Show Abstract | Download Original | Original Source | Check in Google Scholar | DOI: 10.14421/qh.v27i1.7013

Abstract

Qur’an manuscripts in Southeast Asia represent both sacred texts and dynamic cultural artefacts. Yet scholarship on these manuscripts has developed in a fragmented and regionally uneven way. This article addresses that problem through a structured analytical mapping of fifty-seven peer-reviewed journal articles published between 2002 and 2024. Drawing on a modified systematic literature analysis grounded in the PICOC framework, the study combines PRISMA-based selection with word-frequency analysis and NVivo-assisted thematic coding to trace publication dynamics, methodological orientations, thematic emphases, and geographic coverage in the field.
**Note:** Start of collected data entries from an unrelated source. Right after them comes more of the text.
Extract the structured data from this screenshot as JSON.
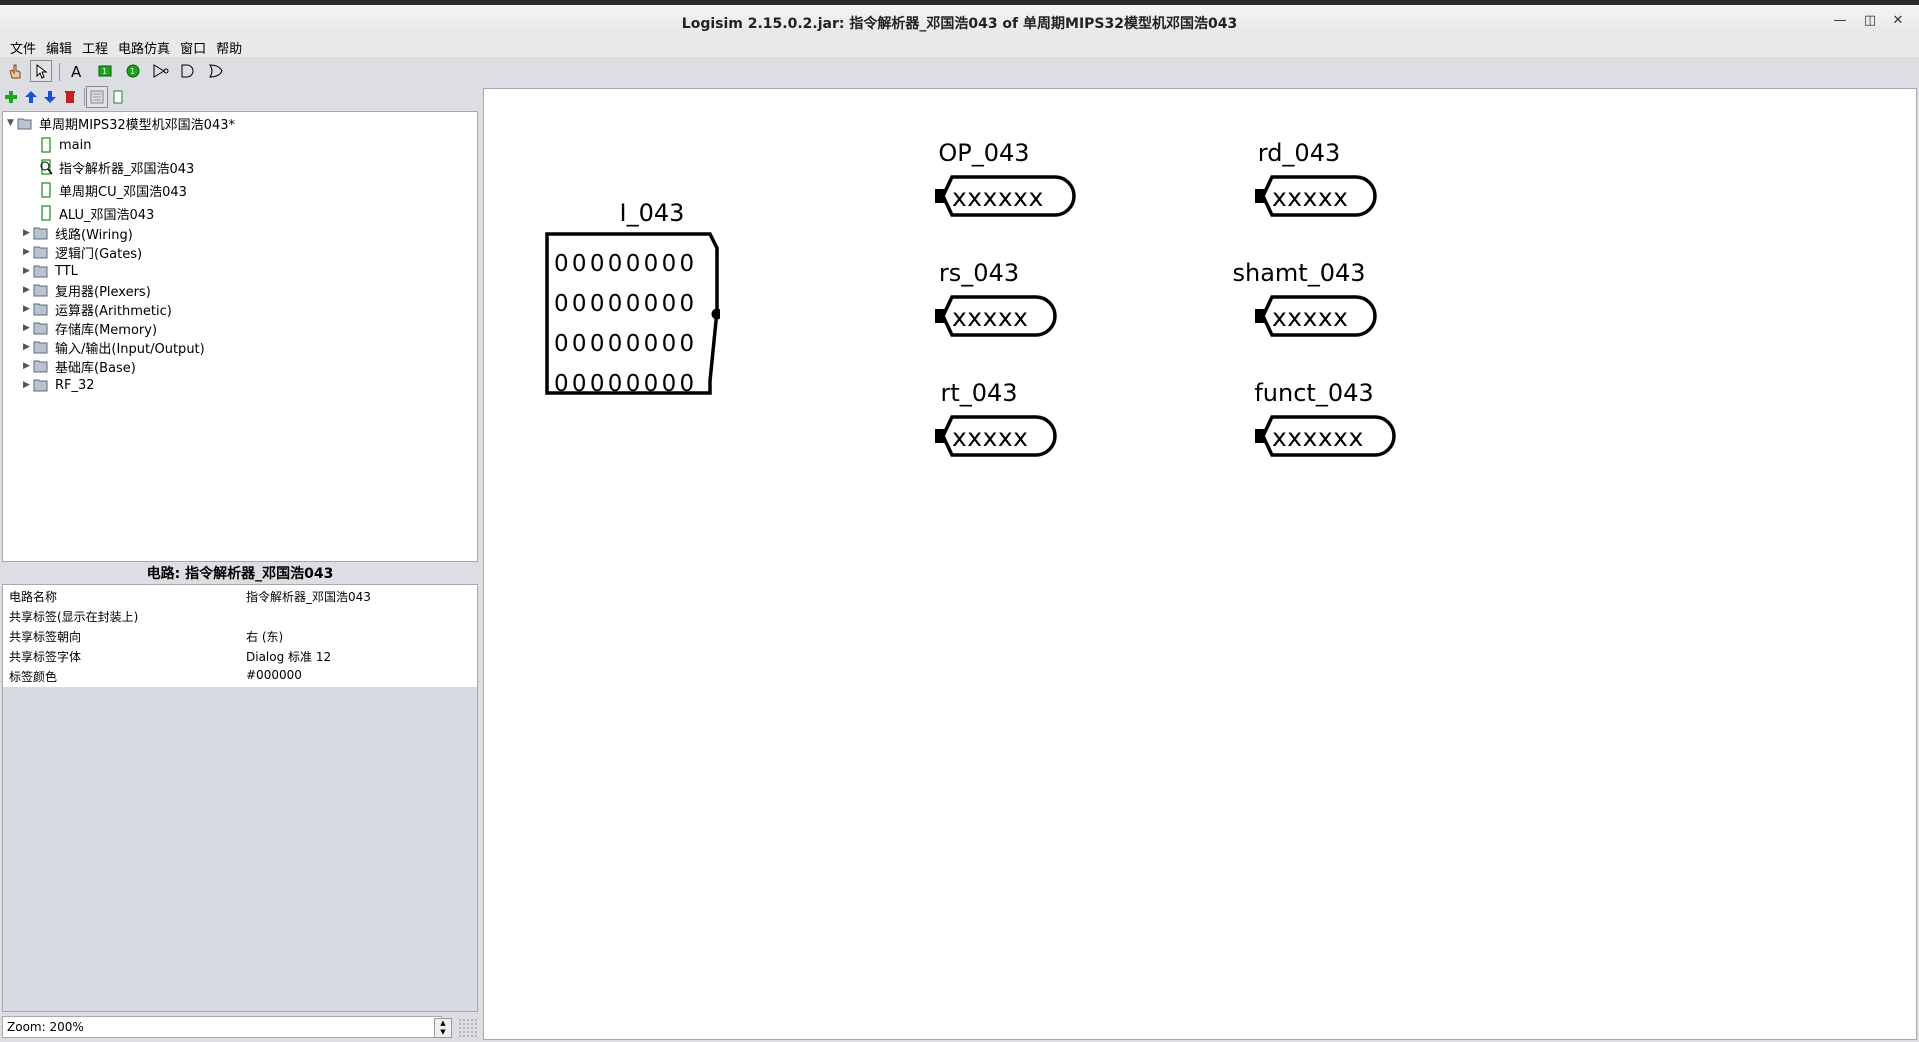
{
  "window": {
    "title": "Logisim 2.15.0.2.jar: 指令解析器_邓国浩043 of 单周期MIPS32模型机邓国浩043",
    "minimize": "—",
    "restore": "◫",
    "close": "✕"
  },
  "menu": [
    "文件",
    "编辑",
    "工程",
    "电路仿真",
    "窗口",
    "帮助"
  ],
  "toolbar": {
    "tools": [
      "poke-icon",
      "select-icon",
      "text-icon",
      "pin-input-icon",
      "pin-output-icon",
      "not-gate-icon",
      "and-gate-icon",
      "or-gate-icon"
    ],
    "project_tools": [
      "add-circuit-icon",
      "move-up-icon",
      "move-down-icon",
      "delete-icon",
      "layout-view-icon",
      "appearance-view-icon"
    ]
  },
  "tree": {
    "root": "单周期MIPS32模型机邓国浩043*",
    "circuits": [
      "main",
      "指令解析器_邓国浩043",
      "单周期CU_邓国浩043",
      "ALU_邓国浩043"
    ],
    "libraries": [
      "线路(Wiring)",
      "逻辑门(Gates)",
      "TTL",
      "复用器(Plexers)",
      "运算器(Arithmetic)",
      "存储库(Memory)",
      "输入/输出(Input/Output)",
      "基础库(Base)",
      "RF_32"
    ]
  },
  "attributes": {
    "header": "电路: 指令解析器_邓国浩043",
    "rows": [
      {
        "key": "电路名称",
        "value": "指令解析器_邓国浩043"
      },
      {
        "key": "共享标签(显示在封装上)",
        "value": ""
      },
      {
        "key": "共享标签朝向",
        "value": "右 (东)"
      },
      {
        "key": "共享标签字体",
        "value": "Dialog 标准 12"
      },
      {
        "key": "标签颜色",
        "value": "#000000"
      }
    ]
  },
  "zoom": "Zoom: 200%",
  "canvas": {
    "input_pin": {
      "label": "I_043",
      "rows": [
        "00000000",
        "00000000",
        "00000000",
        "00000000"
      ]
    },
    "output_pins": [
      {
        "label": "OP_043",
        "value": "xxxxxx"
      },
      {
        "label": "rd_043",
        "value": "xxxxx"
      },
      {
        "label": "rs_043",
        "value": "xxxxx"
      },
      {
        "label": "shamt_043",
        "value": "xxxxx"
      },
      {
        "label": "rt_043",
        "value": "xxxxx"
      },
      {
        "label": "funct_043",
        "value": "xxxxxx"
      }
    ]
  }
}
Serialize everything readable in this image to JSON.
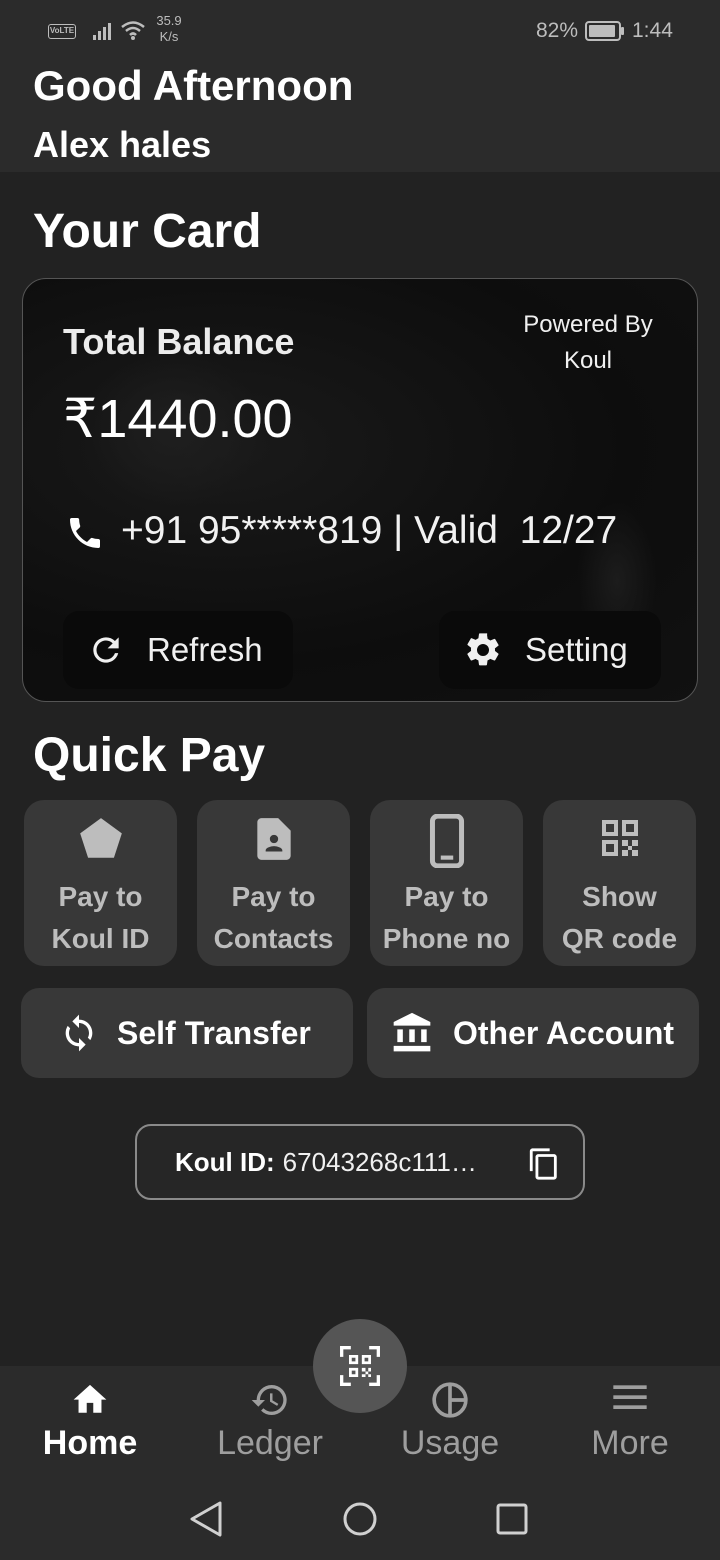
{
  "status_bar": {
    "volte": "VoLTE",
    "speed_value": "35.9",
    "speed_unit": "K/s",
    "battery_percent": "82%",
    "time": "1:44"
  },
  "header": {
    "greeting": "Good Afternoon",
    "user_name": "Alex hales"
  },
  "card_section": {
    "title": "Your Card",
    "total_balance_label": "Total Balance",
    "powered_by_line1": "Powered By",
    "powered_by_line2": "Koul",
    "balance": "₹1440.00",
    "info_line": "+91 95*****819 | Valid  12/27",
    "refresh_label": "Refresh",
    "setting_label": "Setting"
  },
  "quick_pay": {
    "title": "Quick Pay",
    "tiles": [
      {
        "line1": "Pay to",
        "line2": "Koul ID",
        "icon": "pentagon-icon"
      },
      {
        "line1": "Pay to",
        "line2": "Contacts",
        "icon": "contact-card-icon"
      },
      {
        "line1": "Pay to",
        "line2": "Phone no",
        "icon": "smartphone-icon"
      },
      {
        "line1": "Show",
        "line2": "QR code",
        "icon": "qr-code-icon"
      }
    ],
    "self_transfer_label": "Self Transfer",
    "other_account_label": "Other Account"
  },
  "koul_id": {
    "label": "Koul ID:",
    "value": "67043268c111…"
  },
  "bottom_nav": {
    "items": [
      {
        "label": "Home",
        "icon": "home-icon",
        "active": true
      },
      {
        "label": "Ledger",
        "icon": "history-icon",
        "active": false
      },
      {
        "label": "Usage",
        "icon": "pie-chart-icon",
        "active": false
      },
      {
        "label": "More",
        "icon": "menu-icon",
        "active": false
      }
    ]
  },
  "colors": {
    "background": "#222222",
    "header": "#2b2b2b",
    "card": "#0d0d0d",
    "tile": "#383838",
    "fab": "#555555"
  }
}
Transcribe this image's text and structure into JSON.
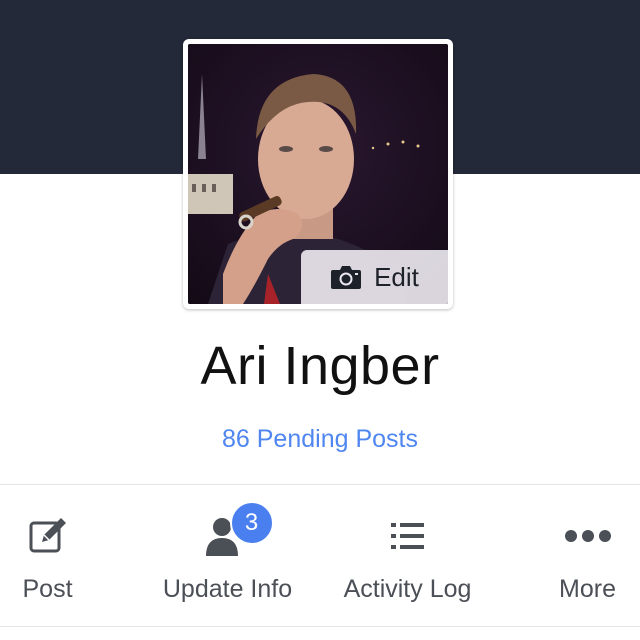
{
  "profile": {
    "name": "Ari Ingber",
    "pending_posts": "86 Pending Posts",
    "edit_label": "Edit"
  },
  "actions": [
    {
      "label": "Post",
      "icon": "compose-icon"
    },
    {
      "label": "Update Info",
      "icon": "person-icon",
      "badge": "3"
    },
    {
      "label": "Activity Log",
      "icon": "list-icon"
    },
    {
      "label": "More",
      "icon": "more-dots-icon"
    }
  ],
  "colors": {
    "cover": "#232938",
    "link": "#4f86f0",
    "badge": "#4a7ff0",
    "icon": "#4b4f56"
  }
}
The results show that approximately seventy-three per cent of the analysed studies have appeared since 2018, signalling a marked rise in academic attention to Qur’an manuscripts in recent years. At the same time, around eighty-five per cent of the corpus focuses on Indonesia and Malaysia, leaving Brunei, southern Thailand, the southern Philippines, and other Malay-Islamic polities largely under-represented. The thematic mapping identifies three interrelated clusters Islamization, Manuscripts, and Studies through which research has approached Southeast Asian mushaf. Rather than offering a narrative overview, the article treats the existing literature as an empirical corpus for conceptual mapping. By identifying recurring patterns and structural blind spots, it proposes an agenda for more geographically inclusive, methodologically diverse, and theoretically self-aware studies that connect philological and codicological analysis with histories of reading, teaching, and Islamization in Southeast Asia.